The study by the University of Oxford and the London School of Hygiene & Tropical Medicine analysed data from 24 EU countries, the US and Canada.
It said suicides had been declining in Europe until 2007. By 2009 there was a 6.5% increase, a level that was sustained until 2011.
It was the equivalent of 7,950 more suicides than would have been expected if previous trends continued, the research group said.
Deaths by suicide were also falling in Canada, but there was a marked increase when the recession took hold in 2008, leading to 240 more suicides.
The number of people taking their own life was already increasing in the US, but the rate “accelerated” with the economic crisis, leading to 4,750 additional deaths.
The report said losing a job, having a home repossessed and being in debt were the main risk factors.

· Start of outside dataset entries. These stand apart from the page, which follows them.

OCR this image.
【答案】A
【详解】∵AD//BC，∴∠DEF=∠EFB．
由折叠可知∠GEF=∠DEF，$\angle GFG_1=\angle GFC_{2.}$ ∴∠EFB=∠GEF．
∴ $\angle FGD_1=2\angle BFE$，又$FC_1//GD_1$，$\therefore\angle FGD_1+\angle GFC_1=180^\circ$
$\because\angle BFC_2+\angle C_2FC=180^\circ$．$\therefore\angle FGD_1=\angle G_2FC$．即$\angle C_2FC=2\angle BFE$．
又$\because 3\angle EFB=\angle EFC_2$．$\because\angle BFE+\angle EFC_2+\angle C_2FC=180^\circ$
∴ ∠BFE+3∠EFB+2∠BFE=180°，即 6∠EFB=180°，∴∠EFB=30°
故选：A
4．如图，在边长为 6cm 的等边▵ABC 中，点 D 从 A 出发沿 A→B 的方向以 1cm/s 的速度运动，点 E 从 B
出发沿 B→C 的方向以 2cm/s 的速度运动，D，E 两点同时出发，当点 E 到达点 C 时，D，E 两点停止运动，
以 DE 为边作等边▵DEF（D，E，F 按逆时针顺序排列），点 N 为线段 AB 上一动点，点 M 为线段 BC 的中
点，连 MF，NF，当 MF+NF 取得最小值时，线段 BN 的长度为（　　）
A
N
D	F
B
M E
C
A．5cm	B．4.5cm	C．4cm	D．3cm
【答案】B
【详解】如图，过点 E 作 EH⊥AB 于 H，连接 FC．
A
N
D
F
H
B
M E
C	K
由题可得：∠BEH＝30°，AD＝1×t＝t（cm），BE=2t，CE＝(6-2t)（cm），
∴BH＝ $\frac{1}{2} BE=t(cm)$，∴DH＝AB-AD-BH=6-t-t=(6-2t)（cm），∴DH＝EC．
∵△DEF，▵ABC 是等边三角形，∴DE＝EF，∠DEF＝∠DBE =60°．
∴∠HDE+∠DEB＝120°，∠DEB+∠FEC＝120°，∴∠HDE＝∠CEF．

However, some countries bucked the trend. Sweden, Finland and Austria all avoided increases in the suicide rate during the recession.
One of the researchers, Dr Aaron Reeves, of the University of Oxford, said: “A critical question for policy and psychiatric practice is whether suicide rises are inevitable.”
‘Policy potentially matters’
He told the BBC: “There’s a lot of good evidence showing recessions lead to rising suicides, but what is surprising is this hasn’t happened everywhere – Austria, Sweden and Finland.
“It shows policy potentially matters. One of the features of these countries is they invest in schemes that help people return to work, such as training, advice and even subsidised wages.
“There are always hard choices to make in a recession, but for me one of the things government does is provide support and protection for vulnerable groups – these services help people who are bearing the brunt of an economic crisis.”
Andy Bell, of the Centre for Mental Health, said: “The study says what we feared for some time: that unemployment, job insecurity and many other factors associated with the recession are associated with poor mental health and suicide.
“It reminds us how important it is to respond to that need and take preventative action where we can, and that primary care is properly resourced and able to identify people who are at risk.”
Beth Murphy, of the charity Mind, said: “Since 2008, we’ve seen an increasing number of people contact the Mind Infoline concerned about the impact of money and unemployment on their mental health.
“Redundancy and other life circumstances brought about by the recession can trigger depression, anxiety and suicidal thoughts for anyone, whether they have previously experienced a mental health problem or not.
“For some people, these factors can become so difficult to cope with that suicide may feel like the only option.”